Introduction: Morbidity and mortality in beta thalassemia are caused by anemia and iron overload. The prognosis of patients with thalassemia major depends on the patient’s adherence to treatment programs. The early identification of the patients at the preclinical stage contributes to the implementation of relevant recommendations that improve the quality of life and allow manage disease more effectively. Our aim is assess the main criteria for effectiveness of using laboratory screening methods for detecting thalassemia. Methods: The Chronic Care Center (Beirut, Lebanon) organized screening campaigns in order to identify new carriers within the general population and high risk group. By performing complete blood count, and if mean corpuscular volume (MCV) is decreased, then order hemoglobin electrophoresis with quantitative adult hemoglobin (HbA) and fetal hemoglobin, also iron studies are done (iron and ferritin). The Genetic Laboratory provided prenatal tests: testing of chorionic villous sampling (at 10-12weeks gestation) or amniotic fluid, and Pre-implantation genetic diagnosis for beta-thalassemia Results: Screening programs showed a carrier rate of around 2.3% in the general population, and 4.0- 41.0% in high risk groups. There has been a significant decrease in the number of new cases of thalassemia in patients, reflecting the efforts being made to prevent this disease. In our opinion, two disadvantages of this screening method are obvious. Firstly, some limitations are faced in reaching a complete eradication of the disease, mainly due to the fact that abortion is illegal and pitfalls and incorrect implementation of the premarital law. Secondly, the major pitfall in the law is that only persons with a MCV of >70.0 fL are asked to perform further hemoglobin electrophoresis.
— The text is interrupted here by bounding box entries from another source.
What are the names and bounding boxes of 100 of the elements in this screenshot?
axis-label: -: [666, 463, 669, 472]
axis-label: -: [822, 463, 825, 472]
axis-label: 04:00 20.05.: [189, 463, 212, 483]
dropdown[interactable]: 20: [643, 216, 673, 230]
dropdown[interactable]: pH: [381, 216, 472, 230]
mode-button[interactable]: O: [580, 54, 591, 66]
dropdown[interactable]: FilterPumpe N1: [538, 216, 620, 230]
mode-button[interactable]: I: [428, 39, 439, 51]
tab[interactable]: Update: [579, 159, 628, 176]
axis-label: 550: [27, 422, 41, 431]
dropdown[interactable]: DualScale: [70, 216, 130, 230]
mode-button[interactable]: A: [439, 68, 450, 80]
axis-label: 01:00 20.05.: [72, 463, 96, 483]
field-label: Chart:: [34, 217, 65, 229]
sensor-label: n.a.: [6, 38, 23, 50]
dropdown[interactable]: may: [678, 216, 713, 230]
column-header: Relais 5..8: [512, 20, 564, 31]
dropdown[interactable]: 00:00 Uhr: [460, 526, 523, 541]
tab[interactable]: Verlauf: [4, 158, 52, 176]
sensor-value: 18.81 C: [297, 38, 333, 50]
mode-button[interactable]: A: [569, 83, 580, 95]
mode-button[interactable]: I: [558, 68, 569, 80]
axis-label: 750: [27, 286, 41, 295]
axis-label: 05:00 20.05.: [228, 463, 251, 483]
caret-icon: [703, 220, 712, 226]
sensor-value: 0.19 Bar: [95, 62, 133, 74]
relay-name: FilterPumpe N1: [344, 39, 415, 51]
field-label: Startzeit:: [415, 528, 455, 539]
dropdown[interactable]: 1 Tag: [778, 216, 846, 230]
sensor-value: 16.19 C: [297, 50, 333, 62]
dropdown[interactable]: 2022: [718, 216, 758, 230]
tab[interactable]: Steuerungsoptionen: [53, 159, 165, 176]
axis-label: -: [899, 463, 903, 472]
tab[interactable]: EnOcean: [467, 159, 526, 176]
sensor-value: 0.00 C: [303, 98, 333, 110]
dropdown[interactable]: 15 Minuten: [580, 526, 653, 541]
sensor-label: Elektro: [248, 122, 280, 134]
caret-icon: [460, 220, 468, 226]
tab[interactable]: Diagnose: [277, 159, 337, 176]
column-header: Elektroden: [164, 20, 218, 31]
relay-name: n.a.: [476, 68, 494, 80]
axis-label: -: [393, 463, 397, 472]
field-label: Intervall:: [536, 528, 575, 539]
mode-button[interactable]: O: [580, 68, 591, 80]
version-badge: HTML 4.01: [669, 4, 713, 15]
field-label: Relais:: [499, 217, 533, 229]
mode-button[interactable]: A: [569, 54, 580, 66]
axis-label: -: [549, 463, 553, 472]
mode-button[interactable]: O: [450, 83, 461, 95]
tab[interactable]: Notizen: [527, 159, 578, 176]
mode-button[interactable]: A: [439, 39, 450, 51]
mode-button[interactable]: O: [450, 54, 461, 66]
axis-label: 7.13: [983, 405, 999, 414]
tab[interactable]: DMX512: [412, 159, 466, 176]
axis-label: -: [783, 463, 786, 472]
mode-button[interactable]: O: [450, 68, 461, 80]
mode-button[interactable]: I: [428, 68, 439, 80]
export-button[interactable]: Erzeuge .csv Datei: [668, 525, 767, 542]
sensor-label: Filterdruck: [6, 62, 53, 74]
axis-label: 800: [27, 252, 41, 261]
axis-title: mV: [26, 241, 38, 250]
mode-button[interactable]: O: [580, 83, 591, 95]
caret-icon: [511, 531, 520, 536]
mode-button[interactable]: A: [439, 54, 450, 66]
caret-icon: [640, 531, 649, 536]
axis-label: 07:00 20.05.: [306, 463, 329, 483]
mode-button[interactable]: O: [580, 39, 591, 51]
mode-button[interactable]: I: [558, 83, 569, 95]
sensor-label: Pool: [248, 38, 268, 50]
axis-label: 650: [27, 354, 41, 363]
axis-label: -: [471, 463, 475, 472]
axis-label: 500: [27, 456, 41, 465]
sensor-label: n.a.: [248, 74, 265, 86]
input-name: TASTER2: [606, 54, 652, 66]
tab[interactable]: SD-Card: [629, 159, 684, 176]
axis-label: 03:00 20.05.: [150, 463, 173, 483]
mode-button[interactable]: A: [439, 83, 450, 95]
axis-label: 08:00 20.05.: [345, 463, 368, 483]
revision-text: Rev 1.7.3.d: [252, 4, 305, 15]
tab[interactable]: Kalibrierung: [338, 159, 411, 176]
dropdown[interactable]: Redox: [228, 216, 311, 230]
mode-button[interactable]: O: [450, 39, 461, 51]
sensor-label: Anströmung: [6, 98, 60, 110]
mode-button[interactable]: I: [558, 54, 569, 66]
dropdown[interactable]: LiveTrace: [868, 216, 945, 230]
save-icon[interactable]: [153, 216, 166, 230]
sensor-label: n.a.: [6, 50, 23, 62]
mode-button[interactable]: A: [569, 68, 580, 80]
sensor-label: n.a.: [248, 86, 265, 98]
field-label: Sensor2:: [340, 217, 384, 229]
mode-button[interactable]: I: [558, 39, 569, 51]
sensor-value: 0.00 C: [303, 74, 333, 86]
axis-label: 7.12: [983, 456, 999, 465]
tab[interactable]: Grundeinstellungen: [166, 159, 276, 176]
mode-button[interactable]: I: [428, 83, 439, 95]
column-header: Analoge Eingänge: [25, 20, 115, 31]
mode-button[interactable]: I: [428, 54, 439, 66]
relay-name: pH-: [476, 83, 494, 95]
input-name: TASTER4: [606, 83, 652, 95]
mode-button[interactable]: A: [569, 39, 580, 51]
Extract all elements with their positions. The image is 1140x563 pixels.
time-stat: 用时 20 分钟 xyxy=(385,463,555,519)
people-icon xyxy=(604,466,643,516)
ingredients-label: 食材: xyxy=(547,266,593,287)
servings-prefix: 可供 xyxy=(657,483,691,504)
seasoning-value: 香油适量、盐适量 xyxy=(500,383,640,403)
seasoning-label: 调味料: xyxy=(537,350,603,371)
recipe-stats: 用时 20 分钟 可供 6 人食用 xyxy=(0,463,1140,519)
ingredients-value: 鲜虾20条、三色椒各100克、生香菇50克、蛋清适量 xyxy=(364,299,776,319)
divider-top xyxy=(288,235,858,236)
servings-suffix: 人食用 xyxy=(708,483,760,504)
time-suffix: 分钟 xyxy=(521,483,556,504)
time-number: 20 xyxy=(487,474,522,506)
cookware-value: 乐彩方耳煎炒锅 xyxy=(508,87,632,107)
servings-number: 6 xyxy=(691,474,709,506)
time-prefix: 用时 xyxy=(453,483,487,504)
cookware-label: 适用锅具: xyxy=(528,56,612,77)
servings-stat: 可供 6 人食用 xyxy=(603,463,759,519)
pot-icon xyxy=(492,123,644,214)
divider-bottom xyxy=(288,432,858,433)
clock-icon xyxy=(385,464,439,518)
Conclusion: Screening strategies are very important for the prevention of a specific disease especially in high risk population by early identification of the patients and identifying carriers. Although medications for thalassemia are prescribed only for the correction of symptoms and complications, and there is no drug therapy for the disease itself, but diagnosis of thalassemia at the preclinical stage can improve the quality of life and prognosis of patients, as well as effectively manage the disease.